The Conquest of Space was a popular term in the 1950s, as we blasted into the New Frontier to establish settlements. Now it all sounds like a subset of militarization, not much different from colonization. Words accrue history and accrete meanings, and not always the ones their champions want.

In some ways, the history of colonization parallels white privilege. Whites in this country furiously resist acknowledging what to people of color seems obvious and ubiquitous. The way we look at colonies is not at all the way most of the rest of the world look at them. Columbus used to be a hero worthy of a national holiday. Today he’s a monster. You can’t read him out of history. Whether he “discovered” America or not, he changed everything. But we’ll never talk about being Columbuses discovering new planets for Earthmen again. That’s not a bad thing. Words matter.

Oh please. :rolleyes:

Yes Kemosabe.

But in what way is it doing anything that could realistically be described as “running amok”? Who is expelling or even disciplining anybody for using any of this “non-inclusive language” that the Colorado State administrators are encouraging students to think about?

“Anti-PC” oversensitivity, where even the calmest and most reasonable discussions of subjects like inclusivity, privilege, implicit bias and so on are interpreted as “PC run amok” or “censorship” or accusations of racism or what have you, is a tempest in a teapot.

It may be silly to put an archaic and thoroughly naturalized slang expression like “long time no see” on a list of examples of “non-inclusive language”. But it’s even sillier to freak out about it to the extent of claiming (with exclamation point) that the list-makers are actually accusing anybody who uses the phrase of being a racist.

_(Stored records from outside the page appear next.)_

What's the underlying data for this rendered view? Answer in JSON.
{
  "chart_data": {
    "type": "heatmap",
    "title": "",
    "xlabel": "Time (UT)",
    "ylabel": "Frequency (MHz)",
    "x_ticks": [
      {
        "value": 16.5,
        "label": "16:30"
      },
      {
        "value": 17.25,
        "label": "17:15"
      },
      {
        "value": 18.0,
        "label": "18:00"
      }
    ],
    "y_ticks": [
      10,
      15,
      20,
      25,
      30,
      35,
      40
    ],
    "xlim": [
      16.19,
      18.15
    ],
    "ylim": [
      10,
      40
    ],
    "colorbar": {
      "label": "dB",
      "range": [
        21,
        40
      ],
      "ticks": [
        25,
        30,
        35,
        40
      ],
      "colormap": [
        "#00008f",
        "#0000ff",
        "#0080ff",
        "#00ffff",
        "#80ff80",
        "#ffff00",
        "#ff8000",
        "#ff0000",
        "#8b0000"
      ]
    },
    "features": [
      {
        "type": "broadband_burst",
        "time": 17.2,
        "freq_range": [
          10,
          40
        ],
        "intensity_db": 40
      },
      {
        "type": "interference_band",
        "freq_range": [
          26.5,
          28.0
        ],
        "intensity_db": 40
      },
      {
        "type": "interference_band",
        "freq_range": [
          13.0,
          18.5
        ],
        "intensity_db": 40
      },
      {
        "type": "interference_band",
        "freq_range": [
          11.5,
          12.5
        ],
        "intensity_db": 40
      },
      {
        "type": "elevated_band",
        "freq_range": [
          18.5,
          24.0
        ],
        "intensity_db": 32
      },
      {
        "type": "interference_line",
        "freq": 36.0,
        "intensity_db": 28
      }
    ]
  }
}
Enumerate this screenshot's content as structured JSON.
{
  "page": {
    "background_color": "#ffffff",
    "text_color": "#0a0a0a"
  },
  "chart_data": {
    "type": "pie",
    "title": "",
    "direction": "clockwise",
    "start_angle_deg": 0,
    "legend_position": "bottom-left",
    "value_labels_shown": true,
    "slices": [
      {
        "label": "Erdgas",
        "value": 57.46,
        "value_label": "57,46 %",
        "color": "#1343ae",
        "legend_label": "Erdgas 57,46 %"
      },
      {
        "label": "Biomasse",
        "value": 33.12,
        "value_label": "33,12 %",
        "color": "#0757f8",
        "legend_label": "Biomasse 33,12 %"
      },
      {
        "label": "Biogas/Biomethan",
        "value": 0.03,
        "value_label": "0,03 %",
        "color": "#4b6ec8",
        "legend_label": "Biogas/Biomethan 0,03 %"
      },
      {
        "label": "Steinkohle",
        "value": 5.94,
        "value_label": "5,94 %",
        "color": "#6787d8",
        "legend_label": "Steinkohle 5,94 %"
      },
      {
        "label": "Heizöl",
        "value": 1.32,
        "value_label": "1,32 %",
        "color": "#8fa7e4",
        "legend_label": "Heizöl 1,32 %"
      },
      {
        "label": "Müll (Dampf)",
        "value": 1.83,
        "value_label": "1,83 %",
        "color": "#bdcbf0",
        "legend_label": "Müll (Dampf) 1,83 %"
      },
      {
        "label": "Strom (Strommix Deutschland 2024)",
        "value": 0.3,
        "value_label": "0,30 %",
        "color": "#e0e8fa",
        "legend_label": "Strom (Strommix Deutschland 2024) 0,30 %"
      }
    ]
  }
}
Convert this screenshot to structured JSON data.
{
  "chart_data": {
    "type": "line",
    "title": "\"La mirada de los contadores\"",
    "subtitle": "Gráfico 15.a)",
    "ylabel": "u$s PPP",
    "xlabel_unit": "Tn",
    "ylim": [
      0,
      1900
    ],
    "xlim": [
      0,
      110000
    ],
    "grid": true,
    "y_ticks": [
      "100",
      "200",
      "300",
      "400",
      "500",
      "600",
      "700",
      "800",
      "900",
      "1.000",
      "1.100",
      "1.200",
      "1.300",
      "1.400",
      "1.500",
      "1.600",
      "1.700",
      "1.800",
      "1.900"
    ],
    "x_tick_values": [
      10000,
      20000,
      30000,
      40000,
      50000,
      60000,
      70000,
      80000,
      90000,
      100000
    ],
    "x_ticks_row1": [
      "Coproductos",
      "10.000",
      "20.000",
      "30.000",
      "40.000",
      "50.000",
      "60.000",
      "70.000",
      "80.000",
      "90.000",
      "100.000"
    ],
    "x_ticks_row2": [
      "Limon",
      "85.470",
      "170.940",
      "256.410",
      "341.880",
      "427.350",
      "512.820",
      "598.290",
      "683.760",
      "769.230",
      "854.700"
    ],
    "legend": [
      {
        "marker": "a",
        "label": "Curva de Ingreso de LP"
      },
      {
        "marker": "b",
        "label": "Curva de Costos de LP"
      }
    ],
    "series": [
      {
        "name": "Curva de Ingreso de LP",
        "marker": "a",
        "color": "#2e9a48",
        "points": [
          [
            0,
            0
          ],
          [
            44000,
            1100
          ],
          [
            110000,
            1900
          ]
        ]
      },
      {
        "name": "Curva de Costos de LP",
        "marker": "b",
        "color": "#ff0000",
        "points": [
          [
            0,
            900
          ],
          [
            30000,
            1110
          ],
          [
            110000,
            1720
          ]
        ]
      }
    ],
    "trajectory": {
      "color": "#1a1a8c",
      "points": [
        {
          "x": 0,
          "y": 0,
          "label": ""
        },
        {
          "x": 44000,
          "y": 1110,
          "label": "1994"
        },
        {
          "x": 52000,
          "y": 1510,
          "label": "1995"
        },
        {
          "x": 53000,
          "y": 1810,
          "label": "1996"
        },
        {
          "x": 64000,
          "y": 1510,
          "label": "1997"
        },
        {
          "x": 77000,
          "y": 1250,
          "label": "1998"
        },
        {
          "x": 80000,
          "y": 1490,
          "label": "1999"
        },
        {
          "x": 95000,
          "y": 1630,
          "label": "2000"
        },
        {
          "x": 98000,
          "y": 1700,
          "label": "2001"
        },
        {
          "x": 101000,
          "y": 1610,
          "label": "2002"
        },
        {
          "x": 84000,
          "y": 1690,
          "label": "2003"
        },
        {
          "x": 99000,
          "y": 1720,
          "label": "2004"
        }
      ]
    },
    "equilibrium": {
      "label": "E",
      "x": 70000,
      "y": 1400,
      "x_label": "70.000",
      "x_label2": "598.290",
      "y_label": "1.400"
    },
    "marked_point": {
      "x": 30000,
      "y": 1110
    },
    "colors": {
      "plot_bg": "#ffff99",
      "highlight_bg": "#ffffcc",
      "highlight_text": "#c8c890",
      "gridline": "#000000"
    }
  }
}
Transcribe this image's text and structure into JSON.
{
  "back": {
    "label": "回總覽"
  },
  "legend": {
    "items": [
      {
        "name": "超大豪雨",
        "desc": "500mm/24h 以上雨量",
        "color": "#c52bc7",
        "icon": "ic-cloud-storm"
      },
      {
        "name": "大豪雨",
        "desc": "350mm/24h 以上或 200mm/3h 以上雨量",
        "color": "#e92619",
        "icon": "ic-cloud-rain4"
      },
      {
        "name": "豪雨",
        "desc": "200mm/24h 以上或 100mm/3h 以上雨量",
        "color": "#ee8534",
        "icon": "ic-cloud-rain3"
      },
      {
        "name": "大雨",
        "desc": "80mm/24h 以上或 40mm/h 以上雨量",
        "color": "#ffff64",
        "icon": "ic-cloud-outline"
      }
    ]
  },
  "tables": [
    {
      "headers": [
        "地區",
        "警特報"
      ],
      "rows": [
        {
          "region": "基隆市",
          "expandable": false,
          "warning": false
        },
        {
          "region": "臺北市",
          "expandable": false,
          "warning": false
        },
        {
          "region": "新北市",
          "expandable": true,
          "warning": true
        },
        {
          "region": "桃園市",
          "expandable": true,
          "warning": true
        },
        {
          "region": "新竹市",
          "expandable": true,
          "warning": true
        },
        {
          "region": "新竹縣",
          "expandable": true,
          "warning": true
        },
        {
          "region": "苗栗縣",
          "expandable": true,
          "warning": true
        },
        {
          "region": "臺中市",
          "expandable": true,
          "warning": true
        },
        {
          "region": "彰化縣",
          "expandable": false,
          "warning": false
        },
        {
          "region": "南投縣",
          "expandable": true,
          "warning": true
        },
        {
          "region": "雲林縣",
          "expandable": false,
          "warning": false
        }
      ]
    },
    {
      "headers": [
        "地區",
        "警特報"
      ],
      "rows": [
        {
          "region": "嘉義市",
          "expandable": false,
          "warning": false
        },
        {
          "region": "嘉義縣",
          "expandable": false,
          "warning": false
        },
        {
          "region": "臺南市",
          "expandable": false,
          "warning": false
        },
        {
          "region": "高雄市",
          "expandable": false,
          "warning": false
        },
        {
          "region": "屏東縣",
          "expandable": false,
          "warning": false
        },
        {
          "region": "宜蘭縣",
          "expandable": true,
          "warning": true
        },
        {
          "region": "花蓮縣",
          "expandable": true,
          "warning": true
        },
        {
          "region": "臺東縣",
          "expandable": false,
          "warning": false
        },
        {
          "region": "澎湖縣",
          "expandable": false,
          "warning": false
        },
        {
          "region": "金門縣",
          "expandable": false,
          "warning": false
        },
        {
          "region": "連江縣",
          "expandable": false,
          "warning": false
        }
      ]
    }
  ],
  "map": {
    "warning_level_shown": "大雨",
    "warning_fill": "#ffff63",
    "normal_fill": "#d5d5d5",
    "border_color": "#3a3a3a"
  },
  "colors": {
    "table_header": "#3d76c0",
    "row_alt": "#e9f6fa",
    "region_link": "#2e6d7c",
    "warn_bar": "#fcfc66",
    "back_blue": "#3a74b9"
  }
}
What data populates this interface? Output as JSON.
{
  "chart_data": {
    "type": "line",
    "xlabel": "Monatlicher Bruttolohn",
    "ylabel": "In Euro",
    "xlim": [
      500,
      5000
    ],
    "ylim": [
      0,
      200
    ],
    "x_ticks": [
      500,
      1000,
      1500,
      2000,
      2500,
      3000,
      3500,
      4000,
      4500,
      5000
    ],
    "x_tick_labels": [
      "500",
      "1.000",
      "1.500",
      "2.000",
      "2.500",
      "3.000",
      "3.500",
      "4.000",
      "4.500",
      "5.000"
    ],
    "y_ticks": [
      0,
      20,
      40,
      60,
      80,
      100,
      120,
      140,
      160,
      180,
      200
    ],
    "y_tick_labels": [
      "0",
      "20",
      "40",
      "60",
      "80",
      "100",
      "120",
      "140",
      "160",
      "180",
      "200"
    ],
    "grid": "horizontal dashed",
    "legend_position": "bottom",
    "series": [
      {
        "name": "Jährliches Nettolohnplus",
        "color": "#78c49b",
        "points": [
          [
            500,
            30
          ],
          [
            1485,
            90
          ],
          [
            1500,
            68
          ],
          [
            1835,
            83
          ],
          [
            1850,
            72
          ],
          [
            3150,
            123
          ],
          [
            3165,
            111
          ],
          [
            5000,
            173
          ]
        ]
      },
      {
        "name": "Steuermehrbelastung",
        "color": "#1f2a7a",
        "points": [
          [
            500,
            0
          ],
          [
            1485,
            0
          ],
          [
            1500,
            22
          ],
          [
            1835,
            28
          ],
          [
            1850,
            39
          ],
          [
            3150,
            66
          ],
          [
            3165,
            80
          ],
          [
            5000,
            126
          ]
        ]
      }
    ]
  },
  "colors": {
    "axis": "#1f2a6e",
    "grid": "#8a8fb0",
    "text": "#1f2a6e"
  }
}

It’s not intrinsically insulting or oppressive to respectfully ask members of a community—especially students in an institution of learning—to think about the language they use and how language relates to stated community goals such as inclusion and equality. That is not the same as censorship or infringement of free-speech rights.

Nicely put.

You owe someone an apology.

I see what you did there.

The appropriate response to this kind of PC gone wild is not sober reflection on racism. It is roars of mocking laughter.

Regards,
Shodan

Okay, how about the word “covenant?”

When I read a site like that, it is with roars of mocking laughter.

‘Oh’? Really? That’s it! You’re a RACIST!

As an Evergreen grad, I say the glaring irony here is that I always thought the prolific use of “covenant” was a touchy-feely (which, BTW, was the term we used for PC back in the cro-magnon 80s-90s, but is now undoubtedly verboten for its implication of unwelcome groping) way to avoid the over- authoritarian-cannoting word “rules”. Nice try hippy college founders!